Maduev durante il processo, 1994

Ne consegue che, alla fine, Maduev riuscì a convincere la Vorontsova, facendole dubitare che avesse davvero commesso alcuni dei reati di cui era accusato. L’investigatrice si innamorò del furbo criminale e introdusse di nascosto un revolver nella sua cella.

Il 3 maggio 1991, Maduev usò la pistola per sparare allo stomaco a un agente di scorta, ma fu presto disarmato e arrestato. Il suo fallito tentativo di fuga convinse gli investigatori che tra le loro file doveva esserci un doppiogiochista.

Gli investigatori pensarono subito che la Vorontsova fosse l’unica vera sospettabile e montarono telecamere e microfoni nascosti nella stanza degli interrogatori, fino a vedere la donna dare al criminale un bacio appassionato quando pensava che fossero soli.

Il colonnello del KGB Vladimir Georgiev, incaricato di indagare sul caso, e Natalija Vorontsova

La Vorontsova venne arrestata e successivamente condannata a sette anni di carcere.

Ironia della sorte, il sacrificio della Vorontsova per il suo amore non fu vano. Nonostante il fallimento dell’evasione di Maduev, il sorprendente tentativo di fuga complicò il caso per l’accusa e permise al criminale di trascinare il processo fino al momento in cui l’Unione Sovietica crollò e il nuovo governo russo introdusse una moratoria sulla pena di morte. 

Il criminale sfuggì dunque alla fucilazione e continuò a vivere in carcere fino alla morte per cause naturali, avvenuta il 10 dicembre del 2000.

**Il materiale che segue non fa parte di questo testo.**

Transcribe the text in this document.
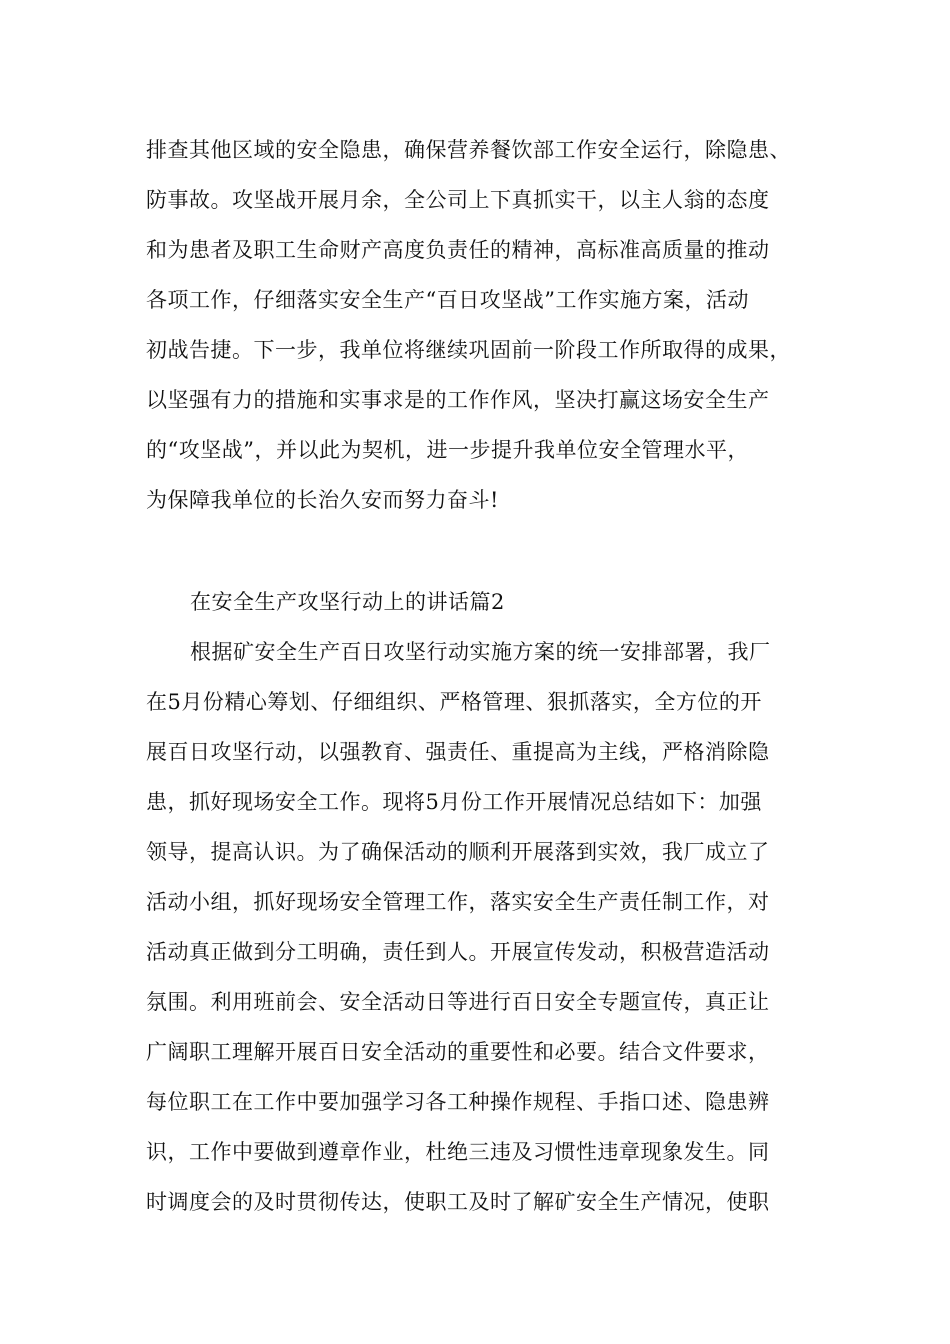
排查其他区域的安全隐患，确保营养餐饮部工作安全运行，除隐患、
防事故。攻坚战开展月余，全公司上下真抓实干，以主人翁的态度
和为患者及职工生命财产高度负责任的精神，高标准高质量的推动
各项工作，仔细落实安全生产“百日攻坚战”工作实施方案，活动
初战告捷。下一步，我单位将继续巩固前一阶段工作所取得的成果，
以坚强有力的措施和实事求是的工作作风，坚决打赢这场安全生产
的“攻坚战”，并以此为契机，进一步提升我单位安全管理水平，
为保障我单位的长治久安而努力奋斗!
在安全生产攻坚行动上的讲话篇2
根据矿安全生产百日攻坚行动实施方案的统一安排部署，我厂
在5月份精心筹划、仔细组织、严格管理、狠抓落实，全方位的开
展百日攻坚行动，以强教育、强责任、重提高为主线，严格消除隐
患，抓好现场安全工作。现将5月份工作开展情况总结如下：加强
领导，提高认识。为了确保活动的顺利开展落到实效，我厂成立了
活动小组，抓好现场安全管理工作，落实安全生产责任制工作，对
活动真正做到分工明确，责任到人。开展宣传发动，积极营造活动
氛围。利用班前会、安全活动日等进行百日安全专题宣传，真正让
广阔职工理解开展百日安全活动的重要性和必要。结合文件要求，
每位职工在工作中要加强学习各工种操作规程、手指口述、隐患辨
识，工作中要做到遵章作业，杜绝三违及习惯性违章现象发生。同
时调度会的及时贯彻传达，使职工及时了解矿安全生产情况，使职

Durante uno dei tanti interrogatori, disse: “La Vorontsova? È una persona come tutte le altre. Anche lei vuole mangiare, vuole vivere bene e vuole essere felice nella sua vita privata. Si può conquistarsi la fiducia di chiunque. Sì, ho approfittato dei sentimenti della Vorontsova, ma, nella mia posizione, non avevo altra scelta”.